I am afraid that this criticism represents more a misconception of what a “real species” is than a concern about the quality of forthcoming taxonomic practices. Diagnosing a species should not be confused with the ontological “thing” that a species really is in nature. Evolution is an ongoing change, and so is speciation. A completed species does not exist. Knowledge of the “real species” is one goal; operational diagnosis is another. Merging both goals into a single concept brings to light an obvious immanent conflict between these two desires. Whenever the criteria for species classification and identification are optimized, the ontological status of real species will become fuzzy, and vice versa.

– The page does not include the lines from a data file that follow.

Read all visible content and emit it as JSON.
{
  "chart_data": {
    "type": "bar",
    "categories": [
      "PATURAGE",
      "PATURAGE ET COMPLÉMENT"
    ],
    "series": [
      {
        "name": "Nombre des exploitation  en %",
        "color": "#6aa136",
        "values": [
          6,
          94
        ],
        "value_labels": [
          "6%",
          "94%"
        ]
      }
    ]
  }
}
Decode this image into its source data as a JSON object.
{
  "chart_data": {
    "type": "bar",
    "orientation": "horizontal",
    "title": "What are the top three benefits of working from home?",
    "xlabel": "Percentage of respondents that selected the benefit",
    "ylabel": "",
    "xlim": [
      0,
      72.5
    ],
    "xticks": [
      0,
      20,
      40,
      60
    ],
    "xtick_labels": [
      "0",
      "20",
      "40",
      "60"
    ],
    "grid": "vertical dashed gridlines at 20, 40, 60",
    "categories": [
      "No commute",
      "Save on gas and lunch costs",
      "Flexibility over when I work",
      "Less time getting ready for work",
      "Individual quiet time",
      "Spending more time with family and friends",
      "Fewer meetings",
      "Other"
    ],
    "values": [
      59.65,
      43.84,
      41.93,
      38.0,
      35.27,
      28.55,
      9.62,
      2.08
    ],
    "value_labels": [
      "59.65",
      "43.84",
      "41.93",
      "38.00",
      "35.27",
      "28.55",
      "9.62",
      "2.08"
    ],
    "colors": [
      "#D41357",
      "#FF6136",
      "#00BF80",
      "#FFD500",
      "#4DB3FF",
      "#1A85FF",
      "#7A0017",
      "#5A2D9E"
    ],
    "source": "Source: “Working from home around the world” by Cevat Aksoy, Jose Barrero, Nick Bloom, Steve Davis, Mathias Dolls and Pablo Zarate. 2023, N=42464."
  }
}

The emphasis on diagnosis forces taxonomists to treat species as classes, not as things or individuals that exist as real entities in nature. Classes, however, have a very different ontological status than realities. The generation of classes depends on our current technology, and our skills for identifying similarities and differences will change with time.

One thing is clear: Barcoding is a method for recognizing differences among individual organisms. In this respect, it is no different from any other technique used in taxonomy, for example, counting the number of bristles on the legs of certain beetles. The call for “more taxonomy, not DNA barcoding” is comparable with a call for “more taxonomy, not bristle counting.” However, not all characters are suited for dividing organisms into biologically meaningful groups. Preexisting ancestral intraspecific polymorphisms have to be recognized. Does the barcode pattern covary with other taxonomically relevant characters? This question, among others, has to be scrutinized if barcoding is put on the test bench. If barcoding passes these hurdles, then taxonomy needs more bar-coders, and barcoding should compete with conventional methods for funding, since its pragmatic advantage is evident.